Petrobras Wants Latin America Gas Pipeline to Aid Oil Exportsadmin
Petroleo Brasileiro SA, Brazil’s state-controlled oil company, plans to promote a South America- wide network of natural gas pipelines to reduce costs in the region and increase energy exports.
Rio de Janeiro-based Petrobras is studying a plan that would begin by extending pipelines in the southern half of the continent, Ildo Sauer, the company’s gas chief, said in an interview. A 50 million-cubic-meter-a-day pipeline, double the size of the Bolivia-Brazil gas pipeline, would be built starting in 2010 to link the region with Venezuelan gas fields.
By substituting natural gas for petroleum fuels used by industry and motor vehicles, and by using more biofuels such as ethanol, Petrobras and other Latin American oil companies can cut their countries’ energy bills and increase exports of higher-value crude oil and petroleum products, Sauer said.
“We envision an integrated pipeline system like those in North America and Europe,” Sauer said yesterday in his office at Petrobras headquarters. “By increasing our regional use of gas we can increase our exports of oil and substitute a cleaner and cheaper fuel for existing sources.”
The main trunk line of the pipeline network would eventually extend 5,000 kilometers (3,100 miles) pipeline from Guiria, Venezuela, near the country’s Marescal Sucre offshore gas field in the Caribbean, to Argentina, Venezuelan President Hugo Chavez and Brazilian President Luiz Inacio Lula da Silva said in a statement Jan. 18.
The entire system upgrade and expansion might cost as much as $20 billion, Sauer said.
The first part of the Venezuela-Brazil link, a pipeline between Guiria and Recife, Brazil, may begin carrying as much as 17 million cubic meters of gas a day by 2014 or 2015, Sauer said.
At Recife, the pipeline would join with Brazil’s northeastern system, which is in the process of being connected to Brazil’s main southern pipeline network.

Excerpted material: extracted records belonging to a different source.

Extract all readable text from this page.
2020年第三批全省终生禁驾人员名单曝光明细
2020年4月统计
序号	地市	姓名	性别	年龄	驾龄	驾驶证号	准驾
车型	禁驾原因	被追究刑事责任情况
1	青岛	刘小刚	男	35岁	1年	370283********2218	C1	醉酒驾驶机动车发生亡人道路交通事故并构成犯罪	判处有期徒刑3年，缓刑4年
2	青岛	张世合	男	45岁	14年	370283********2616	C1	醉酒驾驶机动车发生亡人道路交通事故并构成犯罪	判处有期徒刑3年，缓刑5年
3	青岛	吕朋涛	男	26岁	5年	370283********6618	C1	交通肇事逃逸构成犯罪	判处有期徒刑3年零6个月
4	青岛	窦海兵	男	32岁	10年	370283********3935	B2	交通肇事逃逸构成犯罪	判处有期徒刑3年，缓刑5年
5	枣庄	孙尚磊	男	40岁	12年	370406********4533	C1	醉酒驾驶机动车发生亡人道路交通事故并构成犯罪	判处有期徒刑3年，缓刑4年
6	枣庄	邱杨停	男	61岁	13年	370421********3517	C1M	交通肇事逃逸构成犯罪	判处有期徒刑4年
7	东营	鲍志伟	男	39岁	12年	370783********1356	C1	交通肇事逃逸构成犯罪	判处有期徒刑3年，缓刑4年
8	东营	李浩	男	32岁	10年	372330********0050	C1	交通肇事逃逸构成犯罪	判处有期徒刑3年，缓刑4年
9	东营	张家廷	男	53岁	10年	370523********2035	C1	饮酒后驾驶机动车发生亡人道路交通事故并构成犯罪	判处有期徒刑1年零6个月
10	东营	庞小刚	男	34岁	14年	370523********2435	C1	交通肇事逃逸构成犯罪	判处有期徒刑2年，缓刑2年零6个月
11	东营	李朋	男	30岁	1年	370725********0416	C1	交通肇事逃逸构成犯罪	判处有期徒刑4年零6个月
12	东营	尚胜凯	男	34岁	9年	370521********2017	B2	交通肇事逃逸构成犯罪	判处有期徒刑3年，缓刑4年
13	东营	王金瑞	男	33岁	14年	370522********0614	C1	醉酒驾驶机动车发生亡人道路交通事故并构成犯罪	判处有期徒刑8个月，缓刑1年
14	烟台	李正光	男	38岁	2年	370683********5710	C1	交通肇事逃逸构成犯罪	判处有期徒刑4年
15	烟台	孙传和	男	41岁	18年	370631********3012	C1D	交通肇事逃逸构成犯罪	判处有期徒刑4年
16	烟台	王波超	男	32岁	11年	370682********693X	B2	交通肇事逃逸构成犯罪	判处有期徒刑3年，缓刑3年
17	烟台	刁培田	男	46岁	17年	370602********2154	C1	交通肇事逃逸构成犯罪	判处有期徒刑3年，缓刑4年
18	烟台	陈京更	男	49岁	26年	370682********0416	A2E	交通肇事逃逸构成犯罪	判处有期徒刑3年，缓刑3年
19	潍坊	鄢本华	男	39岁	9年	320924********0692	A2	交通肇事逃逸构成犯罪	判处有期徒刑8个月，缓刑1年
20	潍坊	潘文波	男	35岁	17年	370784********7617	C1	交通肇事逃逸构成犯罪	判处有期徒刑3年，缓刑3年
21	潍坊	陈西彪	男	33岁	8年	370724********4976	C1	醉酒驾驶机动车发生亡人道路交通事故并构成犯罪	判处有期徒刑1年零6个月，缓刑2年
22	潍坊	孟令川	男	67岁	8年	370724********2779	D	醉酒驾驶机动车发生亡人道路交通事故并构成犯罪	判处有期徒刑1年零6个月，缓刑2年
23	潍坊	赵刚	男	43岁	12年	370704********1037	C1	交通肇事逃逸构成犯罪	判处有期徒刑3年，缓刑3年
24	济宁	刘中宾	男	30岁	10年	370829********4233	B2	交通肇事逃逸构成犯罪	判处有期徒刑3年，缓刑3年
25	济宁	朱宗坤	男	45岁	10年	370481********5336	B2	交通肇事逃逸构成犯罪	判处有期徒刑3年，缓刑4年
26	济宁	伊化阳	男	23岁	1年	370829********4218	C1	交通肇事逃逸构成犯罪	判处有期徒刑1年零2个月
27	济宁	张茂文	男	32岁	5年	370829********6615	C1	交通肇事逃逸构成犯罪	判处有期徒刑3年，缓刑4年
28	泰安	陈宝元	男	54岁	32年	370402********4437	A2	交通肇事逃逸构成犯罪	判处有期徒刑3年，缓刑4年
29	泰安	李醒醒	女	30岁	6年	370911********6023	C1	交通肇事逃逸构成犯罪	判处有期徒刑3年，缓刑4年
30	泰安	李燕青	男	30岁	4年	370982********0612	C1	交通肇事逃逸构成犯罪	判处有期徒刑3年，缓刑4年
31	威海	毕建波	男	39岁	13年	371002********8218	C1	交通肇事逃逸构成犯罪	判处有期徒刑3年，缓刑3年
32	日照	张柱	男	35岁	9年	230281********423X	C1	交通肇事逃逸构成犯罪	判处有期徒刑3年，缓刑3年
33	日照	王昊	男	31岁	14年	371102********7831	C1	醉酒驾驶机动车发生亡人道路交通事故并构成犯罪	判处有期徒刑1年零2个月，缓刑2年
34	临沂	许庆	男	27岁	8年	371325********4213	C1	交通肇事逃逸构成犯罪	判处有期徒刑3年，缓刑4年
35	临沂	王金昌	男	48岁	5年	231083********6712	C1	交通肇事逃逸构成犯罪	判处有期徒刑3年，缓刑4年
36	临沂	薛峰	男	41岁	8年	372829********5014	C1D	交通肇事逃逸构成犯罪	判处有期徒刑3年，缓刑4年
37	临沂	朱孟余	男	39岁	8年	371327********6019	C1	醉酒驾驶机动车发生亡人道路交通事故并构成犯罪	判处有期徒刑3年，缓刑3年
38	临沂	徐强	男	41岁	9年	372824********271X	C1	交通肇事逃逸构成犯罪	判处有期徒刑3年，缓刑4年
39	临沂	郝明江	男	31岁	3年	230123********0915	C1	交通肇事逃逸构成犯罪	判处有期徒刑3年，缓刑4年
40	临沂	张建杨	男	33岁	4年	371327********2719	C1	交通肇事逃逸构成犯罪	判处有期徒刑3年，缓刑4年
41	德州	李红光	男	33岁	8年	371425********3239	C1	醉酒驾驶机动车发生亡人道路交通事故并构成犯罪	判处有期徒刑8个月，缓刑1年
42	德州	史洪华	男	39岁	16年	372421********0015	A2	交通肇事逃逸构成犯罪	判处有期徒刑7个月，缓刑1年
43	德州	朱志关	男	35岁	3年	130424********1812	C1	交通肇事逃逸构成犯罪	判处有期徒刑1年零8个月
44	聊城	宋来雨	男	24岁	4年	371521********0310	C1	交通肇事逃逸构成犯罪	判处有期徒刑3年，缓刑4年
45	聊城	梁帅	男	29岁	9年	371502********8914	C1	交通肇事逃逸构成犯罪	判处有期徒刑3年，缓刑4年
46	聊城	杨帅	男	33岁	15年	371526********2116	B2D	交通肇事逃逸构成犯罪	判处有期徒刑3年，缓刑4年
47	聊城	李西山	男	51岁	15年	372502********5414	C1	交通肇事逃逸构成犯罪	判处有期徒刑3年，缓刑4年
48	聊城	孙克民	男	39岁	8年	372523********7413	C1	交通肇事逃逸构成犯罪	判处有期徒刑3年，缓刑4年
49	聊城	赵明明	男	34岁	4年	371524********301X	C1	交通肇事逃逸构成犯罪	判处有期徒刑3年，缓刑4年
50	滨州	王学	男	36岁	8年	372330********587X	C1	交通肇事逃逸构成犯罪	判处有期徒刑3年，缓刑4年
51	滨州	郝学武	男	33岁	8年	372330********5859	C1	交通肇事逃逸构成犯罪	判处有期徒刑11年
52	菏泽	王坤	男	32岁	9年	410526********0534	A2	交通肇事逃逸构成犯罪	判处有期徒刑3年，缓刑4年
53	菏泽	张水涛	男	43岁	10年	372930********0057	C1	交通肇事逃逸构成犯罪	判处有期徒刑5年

That network will be able to feed Venezuelan gas to Bolivia, Peru, Chile, Paraguay, Uruguay and Argentina, he said.
Gas in Argentina, Brazil, Peru and Bolivia may also be sent to different locations and the network used to reroute supplies when reserves in one country run low, he said.
Studies are far from complete, Sauer said, and will have to factor in rivers, mountains, environmental issues and rising costs.
In the past year, the cost of pipeline construction has doubled as Brazil expands its network and rising world energy prices place added demands on equipment suppliers, construction companies and pipe manufacturers, he said.